Hello. I am trying to fit an asymptotic relationship (nonlinear) to some ecological data, and am having problems. I am interested in the upper bound on the data (i.e. if there is an upper limit to 'y' across a range of 'x'). As such, I am using the nonlinear quantile regression package (nlrq) to fit a michaelis mention type model. The errors I get (which are dependant on the quantile of interest and the particular dataset) tend to result in illogical regression results with the nlqr package. To test this, I created artificial datasets that were based on underlying asymptotic or linear data.

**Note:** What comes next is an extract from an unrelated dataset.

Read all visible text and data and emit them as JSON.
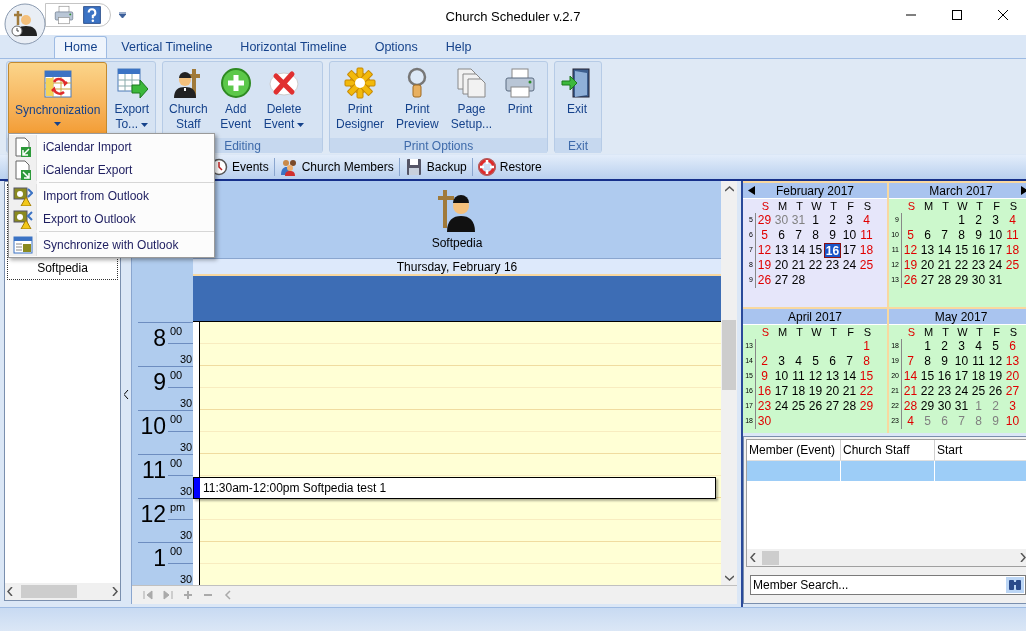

When tested with a nonlinear model, the linear data produces an error (step factor reduced below 'midFactor'--a problem dealt with previously on this list). This script is below, for interest. My question is whether this is a problem that I should deal with through fixing my script somehow, or whether fitting a nonlinear model to data that may have an underlying linear pattern is inherently statistically wrong (I thought that I could use the estimate of the asymptote as a metric of how linear versus asymptotic the data were). Many thanks, in advance. roly russell - oregon state university PS - I have not consulted Bates & Watts yet; I will. # build artificial data with multiplicative error Dat <- NULL; Dat$x <- rep(seq(1,25,by=3), 5) set.seed(1) Dat$y <- SSmicmen(Dat$x, 50, 12)*rnorm(45, 1, 0.1) plot(Dat) # fit a classical least-square regression Dat.nls <- nls(y ~ SSmicmen(x, Vmax, Km), data=Dat); Dat.nls lines(1:25, predict(Dat.nls, newdata=list(x=1:25)), col=1) # the 1st and 3rd quartiles regressions Dat.nlrq <- nlrq(y ~ SSmicmen(x, Asym, mid), data=Dat, tau=0.25, trace=TRUE) lines(1:25, predict(Dat.nlrq, newdata=list(x=1:25)), col=3) Dat.nlrq <- nlrq(y ~ SSmicmen(x, Asym, mid), data=Dat, tau=0.75, trace=TRUE) lines(1:25, predict(Dat.nlrq, newdata=list(x=1:25)), col=3) # build artificial LINEAR data with multiplicative error Dat <- NULL; Dat$x <- rep(1:25, 2) set.seed(1) Dat$y <- (Dat$x)*rnorm(50, 1, 0.1) plot(Dat) # fit first a classical least-square regression Dat.nls <- nls(y ~ SSmicmen(x, Vmax, Km), data=Dat,control=nls.control(minFactor=1/4096)); Dat.nls lines(1:25, predict(Dat.nls, newdata=list(x=1:25)), col=1)
Brian S Cade
2004-Feb-04 19:54 UTC
[R] Fitting nonlinear (quantile) models to linear data.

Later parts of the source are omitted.